Dealing with your ex-husband, ex-boyfriend, or father of your child can be a difficult situation, no matter how long you have known each other. There are bound to be emotions running high over one thing or another. Even if your child was the product of a friendly romp with someone you still respect, when it comes to matters of child support and the financial bottom line, people tend to let their emotions become tangled up with their logic.
Here are a few tips for dealing with the ex when things get a bit touchy:
Keep it about the kids. Though it might be tempting to drag up the past, don’t go there. When you discuss the children, keep it all about them. For instance, your child’s father doesn’t have to pay “you” child support — they have to pay it to their children. Subtle word changes in the conversation can keep things on an even keel, so choose your words wisely, and don’t be railroaded into a conversation about anything other than the subject at hand.

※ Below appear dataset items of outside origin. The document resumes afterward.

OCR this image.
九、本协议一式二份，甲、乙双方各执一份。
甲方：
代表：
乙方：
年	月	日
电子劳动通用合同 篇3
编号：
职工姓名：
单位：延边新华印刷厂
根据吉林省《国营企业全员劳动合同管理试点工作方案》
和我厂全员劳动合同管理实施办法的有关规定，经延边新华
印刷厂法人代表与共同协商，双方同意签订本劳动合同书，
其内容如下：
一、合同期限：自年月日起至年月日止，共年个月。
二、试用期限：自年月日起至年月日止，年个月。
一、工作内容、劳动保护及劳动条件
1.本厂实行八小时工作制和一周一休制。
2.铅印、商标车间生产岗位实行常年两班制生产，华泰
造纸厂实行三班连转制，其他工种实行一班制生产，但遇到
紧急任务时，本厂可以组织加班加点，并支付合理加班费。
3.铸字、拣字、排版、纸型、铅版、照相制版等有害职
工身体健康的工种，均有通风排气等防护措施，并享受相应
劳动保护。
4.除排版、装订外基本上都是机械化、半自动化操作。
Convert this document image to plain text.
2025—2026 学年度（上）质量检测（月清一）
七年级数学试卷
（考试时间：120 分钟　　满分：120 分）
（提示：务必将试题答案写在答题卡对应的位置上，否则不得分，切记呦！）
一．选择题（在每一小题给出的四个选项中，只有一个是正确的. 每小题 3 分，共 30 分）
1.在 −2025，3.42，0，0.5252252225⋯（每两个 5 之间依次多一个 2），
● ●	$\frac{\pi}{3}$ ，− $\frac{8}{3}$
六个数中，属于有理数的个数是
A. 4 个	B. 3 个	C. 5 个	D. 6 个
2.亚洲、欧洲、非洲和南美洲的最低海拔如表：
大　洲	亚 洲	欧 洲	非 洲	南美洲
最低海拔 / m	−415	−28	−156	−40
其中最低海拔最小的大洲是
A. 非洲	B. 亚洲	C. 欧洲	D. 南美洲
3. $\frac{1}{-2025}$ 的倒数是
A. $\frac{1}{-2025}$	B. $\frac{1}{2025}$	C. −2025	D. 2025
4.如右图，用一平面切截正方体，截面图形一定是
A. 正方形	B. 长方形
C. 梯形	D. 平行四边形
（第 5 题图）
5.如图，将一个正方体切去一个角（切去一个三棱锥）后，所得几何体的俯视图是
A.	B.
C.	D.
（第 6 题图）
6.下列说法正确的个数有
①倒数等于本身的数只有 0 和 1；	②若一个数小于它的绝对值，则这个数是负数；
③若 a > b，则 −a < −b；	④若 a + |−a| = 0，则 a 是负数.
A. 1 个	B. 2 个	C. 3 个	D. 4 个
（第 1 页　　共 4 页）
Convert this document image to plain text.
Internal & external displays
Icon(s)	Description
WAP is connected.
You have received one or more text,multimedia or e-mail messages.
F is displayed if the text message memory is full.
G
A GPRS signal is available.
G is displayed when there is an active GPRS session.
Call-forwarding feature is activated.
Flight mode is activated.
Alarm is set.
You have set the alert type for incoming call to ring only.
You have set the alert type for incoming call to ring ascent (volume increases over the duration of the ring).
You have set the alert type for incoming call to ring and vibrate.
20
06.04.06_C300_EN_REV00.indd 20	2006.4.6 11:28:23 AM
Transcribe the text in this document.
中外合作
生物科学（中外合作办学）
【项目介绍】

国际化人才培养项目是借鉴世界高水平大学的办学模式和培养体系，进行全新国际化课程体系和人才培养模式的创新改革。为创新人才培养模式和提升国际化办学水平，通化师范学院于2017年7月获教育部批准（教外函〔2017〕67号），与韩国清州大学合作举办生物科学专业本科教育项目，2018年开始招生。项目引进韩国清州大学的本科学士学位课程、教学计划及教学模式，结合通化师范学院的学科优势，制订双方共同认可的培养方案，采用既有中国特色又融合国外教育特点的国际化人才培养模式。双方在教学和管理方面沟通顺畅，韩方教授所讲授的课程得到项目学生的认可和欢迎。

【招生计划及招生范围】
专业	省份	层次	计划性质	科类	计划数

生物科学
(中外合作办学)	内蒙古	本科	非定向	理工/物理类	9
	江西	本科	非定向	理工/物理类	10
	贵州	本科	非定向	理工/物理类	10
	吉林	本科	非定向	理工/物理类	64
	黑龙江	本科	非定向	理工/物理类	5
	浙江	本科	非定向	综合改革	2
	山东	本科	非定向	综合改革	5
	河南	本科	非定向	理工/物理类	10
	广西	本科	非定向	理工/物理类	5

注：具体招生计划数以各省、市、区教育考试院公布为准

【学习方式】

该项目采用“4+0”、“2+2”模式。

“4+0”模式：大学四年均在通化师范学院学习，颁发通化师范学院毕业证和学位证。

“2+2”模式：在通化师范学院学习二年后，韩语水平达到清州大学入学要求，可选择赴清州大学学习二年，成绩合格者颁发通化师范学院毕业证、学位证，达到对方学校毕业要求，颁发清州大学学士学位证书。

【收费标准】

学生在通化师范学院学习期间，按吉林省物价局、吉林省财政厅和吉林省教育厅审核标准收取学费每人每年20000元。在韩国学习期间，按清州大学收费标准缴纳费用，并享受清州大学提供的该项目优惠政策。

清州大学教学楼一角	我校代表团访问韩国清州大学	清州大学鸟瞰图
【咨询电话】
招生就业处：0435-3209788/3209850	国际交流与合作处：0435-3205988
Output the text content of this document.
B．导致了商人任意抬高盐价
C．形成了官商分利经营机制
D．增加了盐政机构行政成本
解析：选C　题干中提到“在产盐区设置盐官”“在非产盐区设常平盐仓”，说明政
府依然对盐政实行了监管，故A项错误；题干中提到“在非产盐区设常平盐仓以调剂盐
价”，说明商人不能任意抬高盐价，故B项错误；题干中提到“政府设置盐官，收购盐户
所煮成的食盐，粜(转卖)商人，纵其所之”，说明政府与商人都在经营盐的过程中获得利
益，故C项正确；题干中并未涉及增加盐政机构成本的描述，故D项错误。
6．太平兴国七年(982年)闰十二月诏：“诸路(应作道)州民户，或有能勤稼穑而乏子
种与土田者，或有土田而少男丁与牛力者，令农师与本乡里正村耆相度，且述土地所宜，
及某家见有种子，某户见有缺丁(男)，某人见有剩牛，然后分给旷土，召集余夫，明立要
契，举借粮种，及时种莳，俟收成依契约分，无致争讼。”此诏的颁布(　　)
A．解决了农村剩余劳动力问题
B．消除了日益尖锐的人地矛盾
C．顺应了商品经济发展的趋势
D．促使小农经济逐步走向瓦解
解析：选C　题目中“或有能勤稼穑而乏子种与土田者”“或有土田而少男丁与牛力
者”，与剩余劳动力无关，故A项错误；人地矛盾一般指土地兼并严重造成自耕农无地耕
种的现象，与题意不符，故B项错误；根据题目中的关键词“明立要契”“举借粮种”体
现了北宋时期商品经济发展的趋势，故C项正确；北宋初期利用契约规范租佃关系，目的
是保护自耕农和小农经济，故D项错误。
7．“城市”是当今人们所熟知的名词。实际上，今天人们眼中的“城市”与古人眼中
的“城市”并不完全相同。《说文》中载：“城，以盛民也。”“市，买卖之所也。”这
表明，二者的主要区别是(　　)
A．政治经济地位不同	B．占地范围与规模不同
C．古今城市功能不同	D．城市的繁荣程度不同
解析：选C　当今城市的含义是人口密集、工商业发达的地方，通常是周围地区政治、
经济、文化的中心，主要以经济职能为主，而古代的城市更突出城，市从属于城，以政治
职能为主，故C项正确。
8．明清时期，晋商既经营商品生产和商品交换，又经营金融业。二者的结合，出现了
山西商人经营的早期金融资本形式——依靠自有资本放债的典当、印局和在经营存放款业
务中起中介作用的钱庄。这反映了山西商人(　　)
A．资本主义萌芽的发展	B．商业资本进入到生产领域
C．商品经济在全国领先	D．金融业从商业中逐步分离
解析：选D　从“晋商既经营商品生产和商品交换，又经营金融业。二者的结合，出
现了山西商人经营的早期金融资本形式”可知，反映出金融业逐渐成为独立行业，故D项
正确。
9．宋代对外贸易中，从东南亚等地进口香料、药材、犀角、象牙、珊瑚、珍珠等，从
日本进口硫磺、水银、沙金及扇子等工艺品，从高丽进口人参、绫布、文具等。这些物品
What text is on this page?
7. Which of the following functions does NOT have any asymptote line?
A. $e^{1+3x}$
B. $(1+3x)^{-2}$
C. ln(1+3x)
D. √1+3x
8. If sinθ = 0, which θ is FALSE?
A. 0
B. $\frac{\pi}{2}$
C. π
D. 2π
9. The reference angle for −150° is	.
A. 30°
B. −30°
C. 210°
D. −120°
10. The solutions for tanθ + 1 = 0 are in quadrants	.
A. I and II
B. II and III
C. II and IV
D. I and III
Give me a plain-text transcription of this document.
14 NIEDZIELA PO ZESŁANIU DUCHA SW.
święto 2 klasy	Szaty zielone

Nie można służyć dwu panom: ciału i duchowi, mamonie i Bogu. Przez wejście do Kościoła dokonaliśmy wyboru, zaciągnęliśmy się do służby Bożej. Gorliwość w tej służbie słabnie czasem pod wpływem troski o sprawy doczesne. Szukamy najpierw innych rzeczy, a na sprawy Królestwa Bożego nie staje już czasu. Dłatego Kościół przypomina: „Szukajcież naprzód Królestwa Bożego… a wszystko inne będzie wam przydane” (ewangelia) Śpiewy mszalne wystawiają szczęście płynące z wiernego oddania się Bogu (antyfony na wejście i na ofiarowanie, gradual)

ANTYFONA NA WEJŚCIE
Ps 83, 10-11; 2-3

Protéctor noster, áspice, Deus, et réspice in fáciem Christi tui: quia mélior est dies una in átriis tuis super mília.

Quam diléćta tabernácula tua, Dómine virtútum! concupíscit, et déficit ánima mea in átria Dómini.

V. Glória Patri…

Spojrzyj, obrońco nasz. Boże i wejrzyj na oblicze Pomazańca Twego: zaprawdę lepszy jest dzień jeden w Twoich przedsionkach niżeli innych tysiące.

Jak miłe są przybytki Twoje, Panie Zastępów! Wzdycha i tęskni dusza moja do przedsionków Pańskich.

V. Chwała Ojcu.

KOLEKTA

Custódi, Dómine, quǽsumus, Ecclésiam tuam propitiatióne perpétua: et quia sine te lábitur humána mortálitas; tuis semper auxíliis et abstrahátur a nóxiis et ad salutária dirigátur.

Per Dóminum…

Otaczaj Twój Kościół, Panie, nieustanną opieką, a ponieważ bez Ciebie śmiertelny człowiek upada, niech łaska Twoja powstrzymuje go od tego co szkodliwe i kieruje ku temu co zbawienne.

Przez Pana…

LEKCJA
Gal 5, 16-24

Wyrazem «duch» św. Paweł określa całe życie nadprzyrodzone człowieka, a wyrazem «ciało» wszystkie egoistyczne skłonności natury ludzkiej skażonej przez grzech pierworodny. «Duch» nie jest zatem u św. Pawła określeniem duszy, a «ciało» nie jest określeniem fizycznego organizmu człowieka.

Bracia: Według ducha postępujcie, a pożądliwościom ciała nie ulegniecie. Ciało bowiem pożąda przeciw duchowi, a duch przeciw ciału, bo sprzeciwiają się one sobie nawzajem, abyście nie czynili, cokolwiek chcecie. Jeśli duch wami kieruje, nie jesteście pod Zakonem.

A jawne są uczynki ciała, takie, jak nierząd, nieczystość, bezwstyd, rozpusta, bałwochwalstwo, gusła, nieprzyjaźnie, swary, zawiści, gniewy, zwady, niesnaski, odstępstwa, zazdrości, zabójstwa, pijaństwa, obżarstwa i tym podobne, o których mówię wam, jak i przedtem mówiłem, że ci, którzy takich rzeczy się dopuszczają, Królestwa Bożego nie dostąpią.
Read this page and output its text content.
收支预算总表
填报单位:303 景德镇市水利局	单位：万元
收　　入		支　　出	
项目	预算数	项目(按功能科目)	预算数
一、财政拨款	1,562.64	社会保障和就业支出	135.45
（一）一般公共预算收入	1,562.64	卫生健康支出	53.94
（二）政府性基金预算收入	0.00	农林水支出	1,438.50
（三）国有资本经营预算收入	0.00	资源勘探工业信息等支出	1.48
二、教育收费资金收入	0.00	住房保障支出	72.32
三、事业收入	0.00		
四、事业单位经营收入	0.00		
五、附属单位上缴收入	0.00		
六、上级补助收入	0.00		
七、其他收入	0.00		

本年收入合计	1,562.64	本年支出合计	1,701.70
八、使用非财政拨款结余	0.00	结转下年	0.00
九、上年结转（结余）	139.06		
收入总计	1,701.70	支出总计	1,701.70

Stay civil. If your ex baits you about something, do NOT rise to the challenge. They are trying to get a rise out of you, and if you say something you don’t mean in the heat of the moment, it could come back to haunt you. Taking the high road always turns out for the best, no matter how hard it is to stay on it at the time — and as any single mother knows, it can be VERY tough to bite your tongue when you want to lash out!
Discuss it in private. Don’t let the kids see you discussing important issues or arguing, especially if it involves visitation, child support, or other topics that directly concern your child. They don’t yet understand the subtle nuances of the adult world, and they might take something in entirely the wrong way — and that leaves a lot of explaining to do.
Stay on topic. Don’t start talking about his new flame, your new boyfriend, or anything else that might take the situation away from the most important point: the children and what you intend to do about whatever it is you are discussing.
Get it in writing. When you’re dealing with child support and other financial issues, taking someone at their word simply isn’t enough. Get it all in writing! If there are any questions about paternity — even if your ex knows very well that the child is his — get the tests done. Put child support agreements in writing and have them signed before a notary; better yet, go through the court system to make it all legal.
Be polite. Through it all, be nice. Kill them with kindness! Not only does it throw off someone who is looking for a fight, but it’s the right thing to do.